Senin, 15 November 2021 - 16:04 WIB
Ilustrasi (istimewa)

RIAUMANDIRI.CO - Kementerian Ketenagakerjaan menegaskan kepada seluruh perusahaan yang berada di Indonesia untuk menaati peraturan upah minimum, baik Upah Minimum Provinsi (UMP) maupun Upah Minimum Kabupaten/Kota (UMK) tahun 2022 yang akan ditetapkan per masing-masing daerah.

Hal tersebut ditegaskan oleh Dirjen Pembinaan Hubungan Industrial dan Jaminan Sosial Tenaga Kerja, Indah Anggoro Putri. Ia mengatakan perusahaan jangan sampai tidak taat aturan dan menggunakan alasan pandemi Covid-19 untuk berkilah.
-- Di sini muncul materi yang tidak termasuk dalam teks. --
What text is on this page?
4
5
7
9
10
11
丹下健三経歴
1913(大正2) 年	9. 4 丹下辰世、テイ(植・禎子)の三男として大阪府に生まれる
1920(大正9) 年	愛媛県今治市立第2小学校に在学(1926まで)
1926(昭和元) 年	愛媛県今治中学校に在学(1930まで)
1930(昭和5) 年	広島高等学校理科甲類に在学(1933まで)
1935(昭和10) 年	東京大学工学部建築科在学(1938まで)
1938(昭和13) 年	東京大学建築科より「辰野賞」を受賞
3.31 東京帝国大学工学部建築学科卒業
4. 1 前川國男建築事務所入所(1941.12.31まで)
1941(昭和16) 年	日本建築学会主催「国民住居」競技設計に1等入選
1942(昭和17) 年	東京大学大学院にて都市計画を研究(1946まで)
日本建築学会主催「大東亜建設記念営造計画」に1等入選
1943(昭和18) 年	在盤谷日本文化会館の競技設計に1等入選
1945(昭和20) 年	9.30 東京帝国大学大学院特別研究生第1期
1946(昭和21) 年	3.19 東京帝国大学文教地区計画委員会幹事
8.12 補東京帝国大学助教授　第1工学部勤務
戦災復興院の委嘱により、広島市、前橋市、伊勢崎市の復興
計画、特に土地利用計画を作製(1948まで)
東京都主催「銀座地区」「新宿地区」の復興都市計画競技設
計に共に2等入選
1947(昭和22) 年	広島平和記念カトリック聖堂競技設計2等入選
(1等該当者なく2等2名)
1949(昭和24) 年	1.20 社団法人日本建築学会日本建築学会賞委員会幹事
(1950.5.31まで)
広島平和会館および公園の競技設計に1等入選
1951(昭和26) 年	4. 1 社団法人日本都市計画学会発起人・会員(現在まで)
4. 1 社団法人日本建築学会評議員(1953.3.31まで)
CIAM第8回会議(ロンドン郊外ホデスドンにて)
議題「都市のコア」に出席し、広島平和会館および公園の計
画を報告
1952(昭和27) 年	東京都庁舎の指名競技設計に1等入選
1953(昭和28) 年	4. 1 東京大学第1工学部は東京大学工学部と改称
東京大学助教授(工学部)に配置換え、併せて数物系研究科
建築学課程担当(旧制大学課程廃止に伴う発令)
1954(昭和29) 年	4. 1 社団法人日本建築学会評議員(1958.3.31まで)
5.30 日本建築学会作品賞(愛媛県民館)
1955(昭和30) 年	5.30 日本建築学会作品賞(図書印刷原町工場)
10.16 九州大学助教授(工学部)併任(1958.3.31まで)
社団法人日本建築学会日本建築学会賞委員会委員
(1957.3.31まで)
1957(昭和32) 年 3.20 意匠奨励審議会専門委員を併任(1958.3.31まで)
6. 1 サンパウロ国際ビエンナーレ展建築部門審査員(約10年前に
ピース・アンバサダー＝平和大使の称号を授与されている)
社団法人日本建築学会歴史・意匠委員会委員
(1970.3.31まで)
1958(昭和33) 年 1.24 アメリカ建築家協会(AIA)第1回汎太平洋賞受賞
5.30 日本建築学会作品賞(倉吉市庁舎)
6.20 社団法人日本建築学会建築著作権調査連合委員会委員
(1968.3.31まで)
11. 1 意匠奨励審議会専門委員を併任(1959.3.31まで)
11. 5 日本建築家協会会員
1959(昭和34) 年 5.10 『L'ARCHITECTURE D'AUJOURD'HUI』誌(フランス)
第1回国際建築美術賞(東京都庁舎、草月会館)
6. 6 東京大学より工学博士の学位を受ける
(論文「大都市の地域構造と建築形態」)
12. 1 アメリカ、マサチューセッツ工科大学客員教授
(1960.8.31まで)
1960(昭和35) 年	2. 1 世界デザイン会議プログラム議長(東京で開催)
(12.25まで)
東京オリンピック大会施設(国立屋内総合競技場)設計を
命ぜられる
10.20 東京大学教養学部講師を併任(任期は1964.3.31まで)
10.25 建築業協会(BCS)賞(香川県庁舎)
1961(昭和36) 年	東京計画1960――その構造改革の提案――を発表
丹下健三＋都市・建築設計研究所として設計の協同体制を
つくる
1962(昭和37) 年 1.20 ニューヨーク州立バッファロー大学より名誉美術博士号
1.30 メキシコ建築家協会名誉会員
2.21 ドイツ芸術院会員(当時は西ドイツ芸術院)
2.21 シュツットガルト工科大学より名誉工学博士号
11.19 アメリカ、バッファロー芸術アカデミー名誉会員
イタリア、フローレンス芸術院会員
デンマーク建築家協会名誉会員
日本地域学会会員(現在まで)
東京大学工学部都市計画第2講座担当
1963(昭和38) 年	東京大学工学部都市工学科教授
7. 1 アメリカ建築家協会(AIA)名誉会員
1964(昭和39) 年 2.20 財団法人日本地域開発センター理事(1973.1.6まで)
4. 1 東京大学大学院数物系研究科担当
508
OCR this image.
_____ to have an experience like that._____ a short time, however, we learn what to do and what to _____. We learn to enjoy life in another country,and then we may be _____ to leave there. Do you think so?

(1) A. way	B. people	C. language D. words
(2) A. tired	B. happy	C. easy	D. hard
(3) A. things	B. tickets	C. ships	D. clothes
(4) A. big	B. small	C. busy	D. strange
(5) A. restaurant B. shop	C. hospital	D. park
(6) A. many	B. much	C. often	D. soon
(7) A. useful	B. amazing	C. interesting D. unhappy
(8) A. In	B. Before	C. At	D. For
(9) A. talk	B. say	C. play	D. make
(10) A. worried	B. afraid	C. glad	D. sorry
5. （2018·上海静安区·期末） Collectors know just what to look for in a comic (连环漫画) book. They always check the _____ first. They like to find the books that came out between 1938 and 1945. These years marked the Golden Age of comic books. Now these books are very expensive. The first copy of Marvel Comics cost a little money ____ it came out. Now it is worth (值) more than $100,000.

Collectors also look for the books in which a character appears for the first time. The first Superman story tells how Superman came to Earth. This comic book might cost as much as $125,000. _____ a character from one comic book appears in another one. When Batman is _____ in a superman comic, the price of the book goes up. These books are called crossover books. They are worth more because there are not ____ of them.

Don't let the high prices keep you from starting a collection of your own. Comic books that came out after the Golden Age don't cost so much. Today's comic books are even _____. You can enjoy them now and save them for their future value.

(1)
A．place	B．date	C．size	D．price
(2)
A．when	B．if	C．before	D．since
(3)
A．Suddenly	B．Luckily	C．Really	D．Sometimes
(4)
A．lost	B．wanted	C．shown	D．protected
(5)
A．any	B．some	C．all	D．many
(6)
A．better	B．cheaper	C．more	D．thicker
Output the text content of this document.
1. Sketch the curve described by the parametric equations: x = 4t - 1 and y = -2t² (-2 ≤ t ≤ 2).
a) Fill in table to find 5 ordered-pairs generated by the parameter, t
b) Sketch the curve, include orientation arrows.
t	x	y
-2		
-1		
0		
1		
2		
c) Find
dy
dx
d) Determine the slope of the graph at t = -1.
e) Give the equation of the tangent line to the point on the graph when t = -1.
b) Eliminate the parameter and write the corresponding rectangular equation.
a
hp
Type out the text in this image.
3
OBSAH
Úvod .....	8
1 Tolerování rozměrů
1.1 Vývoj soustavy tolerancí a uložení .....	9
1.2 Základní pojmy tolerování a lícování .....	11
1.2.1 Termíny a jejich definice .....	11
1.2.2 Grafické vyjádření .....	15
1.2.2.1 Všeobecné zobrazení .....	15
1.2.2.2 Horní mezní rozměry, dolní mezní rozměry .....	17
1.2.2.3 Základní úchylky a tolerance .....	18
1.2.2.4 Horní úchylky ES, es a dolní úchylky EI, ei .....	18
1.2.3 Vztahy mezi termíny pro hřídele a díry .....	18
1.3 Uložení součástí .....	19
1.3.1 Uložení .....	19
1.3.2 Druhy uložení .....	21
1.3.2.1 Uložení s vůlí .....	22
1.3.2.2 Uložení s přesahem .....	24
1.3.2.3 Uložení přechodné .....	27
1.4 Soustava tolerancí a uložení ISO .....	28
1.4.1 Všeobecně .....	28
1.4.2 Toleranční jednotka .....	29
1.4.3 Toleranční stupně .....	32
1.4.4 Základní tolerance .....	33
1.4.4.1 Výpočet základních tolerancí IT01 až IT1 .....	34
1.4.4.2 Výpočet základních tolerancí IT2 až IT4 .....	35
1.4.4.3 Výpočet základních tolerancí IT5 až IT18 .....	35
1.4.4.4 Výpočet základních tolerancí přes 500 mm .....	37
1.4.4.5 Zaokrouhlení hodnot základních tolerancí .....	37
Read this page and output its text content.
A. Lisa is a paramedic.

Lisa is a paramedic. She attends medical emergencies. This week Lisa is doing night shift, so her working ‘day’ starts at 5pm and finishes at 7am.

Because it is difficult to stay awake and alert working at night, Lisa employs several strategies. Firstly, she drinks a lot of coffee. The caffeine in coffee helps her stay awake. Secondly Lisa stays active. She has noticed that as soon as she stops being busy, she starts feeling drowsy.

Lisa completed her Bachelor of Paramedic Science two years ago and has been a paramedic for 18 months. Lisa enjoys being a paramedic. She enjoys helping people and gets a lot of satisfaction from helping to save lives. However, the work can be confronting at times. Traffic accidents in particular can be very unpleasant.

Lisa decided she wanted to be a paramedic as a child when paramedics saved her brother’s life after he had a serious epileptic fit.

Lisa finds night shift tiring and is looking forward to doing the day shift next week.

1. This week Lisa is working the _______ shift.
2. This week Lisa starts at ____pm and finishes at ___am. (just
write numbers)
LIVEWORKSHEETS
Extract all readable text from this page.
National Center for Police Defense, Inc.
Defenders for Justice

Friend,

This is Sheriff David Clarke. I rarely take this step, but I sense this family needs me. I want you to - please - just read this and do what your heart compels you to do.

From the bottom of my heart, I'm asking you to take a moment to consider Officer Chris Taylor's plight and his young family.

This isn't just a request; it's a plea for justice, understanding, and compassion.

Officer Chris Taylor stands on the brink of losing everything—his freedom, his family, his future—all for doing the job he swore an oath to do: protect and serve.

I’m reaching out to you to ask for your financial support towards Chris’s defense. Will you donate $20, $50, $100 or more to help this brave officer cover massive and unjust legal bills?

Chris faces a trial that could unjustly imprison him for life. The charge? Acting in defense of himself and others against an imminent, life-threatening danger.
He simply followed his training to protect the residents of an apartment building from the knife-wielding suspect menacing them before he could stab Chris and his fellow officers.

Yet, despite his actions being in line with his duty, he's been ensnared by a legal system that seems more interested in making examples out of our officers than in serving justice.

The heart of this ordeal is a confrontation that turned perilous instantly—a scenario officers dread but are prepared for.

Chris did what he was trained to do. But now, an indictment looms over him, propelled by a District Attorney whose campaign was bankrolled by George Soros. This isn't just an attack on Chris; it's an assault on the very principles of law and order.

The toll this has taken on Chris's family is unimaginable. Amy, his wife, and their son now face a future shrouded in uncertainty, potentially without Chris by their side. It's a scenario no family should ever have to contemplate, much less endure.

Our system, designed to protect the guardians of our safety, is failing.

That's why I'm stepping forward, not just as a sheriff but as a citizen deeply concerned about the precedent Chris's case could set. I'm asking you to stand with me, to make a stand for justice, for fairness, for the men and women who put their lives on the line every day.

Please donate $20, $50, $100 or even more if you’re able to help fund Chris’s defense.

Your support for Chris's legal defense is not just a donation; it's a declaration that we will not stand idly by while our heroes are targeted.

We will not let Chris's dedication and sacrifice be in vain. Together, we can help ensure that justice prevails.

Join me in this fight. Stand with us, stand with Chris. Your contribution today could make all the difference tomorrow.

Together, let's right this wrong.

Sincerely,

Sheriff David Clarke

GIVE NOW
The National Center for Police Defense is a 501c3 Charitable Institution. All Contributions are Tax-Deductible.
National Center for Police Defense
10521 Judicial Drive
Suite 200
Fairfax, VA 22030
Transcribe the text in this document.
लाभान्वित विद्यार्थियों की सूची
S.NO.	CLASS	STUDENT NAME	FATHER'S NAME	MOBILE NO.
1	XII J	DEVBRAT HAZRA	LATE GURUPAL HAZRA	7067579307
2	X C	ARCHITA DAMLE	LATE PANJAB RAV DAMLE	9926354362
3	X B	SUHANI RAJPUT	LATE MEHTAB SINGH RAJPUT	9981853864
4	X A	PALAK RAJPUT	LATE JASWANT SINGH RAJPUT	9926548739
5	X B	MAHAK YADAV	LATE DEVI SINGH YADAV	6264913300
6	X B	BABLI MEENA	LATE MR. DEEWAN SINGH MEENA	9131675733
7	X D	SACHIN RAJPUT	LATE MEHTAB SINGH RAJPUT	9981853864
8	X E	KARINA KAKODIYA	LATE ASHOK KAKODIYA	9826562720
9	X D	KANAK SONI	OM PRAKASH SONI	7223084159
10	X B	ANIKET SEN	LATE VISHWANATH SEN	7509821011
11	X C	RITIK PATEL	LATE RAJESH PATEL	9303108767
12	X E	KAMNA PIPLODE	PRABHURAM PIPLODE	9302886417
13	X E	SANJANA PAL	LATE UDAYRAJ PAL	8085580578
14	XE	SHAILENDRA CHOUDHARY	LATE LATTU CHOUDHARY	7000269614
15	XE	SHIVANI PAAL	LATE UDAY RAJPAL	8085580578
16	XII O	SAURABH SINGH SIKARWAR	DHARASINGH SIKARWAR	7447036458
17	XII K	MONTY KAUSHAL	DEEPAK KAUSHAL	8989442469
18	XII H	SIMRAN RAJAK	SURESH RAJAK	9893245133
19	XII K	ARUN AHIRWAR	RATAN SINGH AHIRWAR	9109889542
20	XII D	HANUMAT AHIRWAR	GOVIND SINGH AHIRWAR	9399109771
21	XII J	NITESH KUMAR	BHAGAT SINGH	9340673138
Lebih lanjut, Indah menambahkan di sela-sela Seminar Terbuka Proses Penetapan Upah Minimum 2022, bahwa perusahaan harus berhati-hati jika tidak taat terhadap aturan tersebut. Akan ada sanksi. Selain itu, perusahaan tidak dibenarkan menunda-nunda pelaksanaan penyeralasan aturan terbaru UMK dan UMP.

"Bagi perusahaan yang membayar upah di bawah upah minimum akan dikenakan sanksi pidana. Maka tadi saya bilang hati-hati. Harus taat hukum!" tegas Indah yang dikutip dari detik (15/11/2021).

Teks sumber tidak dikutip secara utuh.